En los pasillos de Balcarce 50, la idea ya dejó de ser un simple murmullo para convertirse en un plan de batalla: Manuel Adorni es el nombre elegido para encabezar la boleta libertaria en la Ciudad. No se trata solo de una cuestión de imagen o de su probada capacidad para el "esgrima dialéctico" diario frente a los medios; los números que maneja el Triángulo de Hierro (Milei, Karina y Caputo) son claros. Adorni es hoy quizás el dirigente que mejor retiene el voto duro libertario, logrando una amalgama casi perfecta entre la estética disruptiva libertaria y la gestión de la narrativa oficial.

Para La Libertad Avanza, la Ciudad de Buenos Aires no es un distrito más: es la colina fundamental. Conquistar CABA significa arrebatarle el corazón al histórico proyecto de Mauricio Macri y demostrar que el "cambio" ya no tiene domicilio en el PRO, sino en la Casa Rosada. En el entorno del Presidente saben que una victoria en territorio porteño terminaría de jubilar el liderazgo tradicional del PRO y consolidaría a los libertarios como la fuerza hegemónica de la centroderecha argentina.
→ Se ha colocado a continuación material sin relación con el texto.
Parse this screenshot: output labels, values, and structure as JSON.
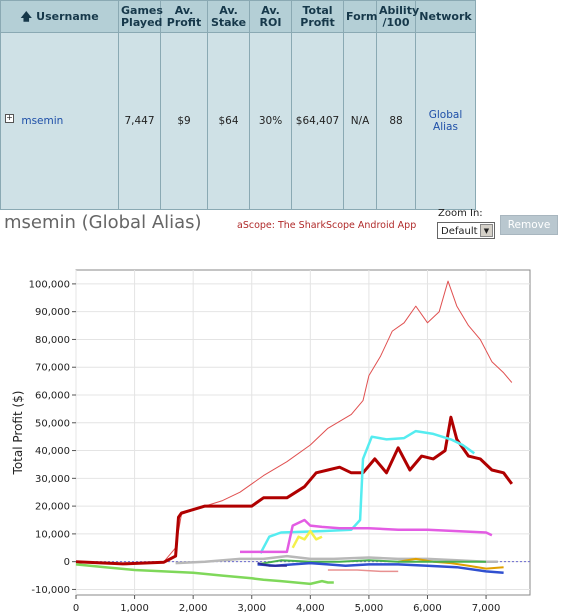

Sin embargo, el tablero no está exento de tensiones. En este ajedrez, Patricia Bullrich observa con atención. La Ministra de Seguridad, que ha jugado el rol de aliada de hierro, también tiene aspiraciones y terminales propias en la Capital. El ascenso de Adorni como "el elegido" obliga a Bullrich a recalcular su peso específico: ¿Aceptará el bullrichismo quedar diluido bajo el ala del vocero o buscará negociar una cuota de poder que le garantice su propia supervivencia territorial? El interrogante es si la "fusión" que tanto pregonan será una integración real o una absorción silenciosa.

El desafío para Adorni será transformar su capital simbólico de la pantalla en votos reales en las urnas de Caballito, Belgrano y Flores. Mientras el Gobierno nacional profundiza el ajuste y la batalla cultural, el jefe de gabinete se prepara para dejar el atril y saltar al barro electoral nuevamente. La apuesta es máxima: si Adorni gana, Milei se queda con la llave de la Capital y deja al PRO sin su histórica retaguardia. La pelea por la Ciudad ya no es por la gestión, es por la identidad definitiva del nuevo ciclo político.

Lo que termina de blindar la candidatura de Adorni es su condición de nativo digital con despliegue territorial. A diferencia de los candidatos tradicionales que necesitan "bajar" al barrio con grandes despliegues de punteros, el vocero ya vive en el dispositivo del votante libertario a través de fragmentos de TikTok y clips virales. El plan del Gobierno es utilizar esta alcance mediático para perforar las capas medias de la Capital, ese sector que históricamente premió la gestión de la vereda, pero que hoy parece más seducido por la incorrección política que por el bacheo. Adorni no viene a prometer una Ciudad mejor administrada, viene a proponer que CABA sea la cabecera de playa de un "cambio cultural", una apuesta que deja a la oposición y a los socios del PRO discutiendo un manual de política que, para el ojo libertario, ya quedó obsoleto.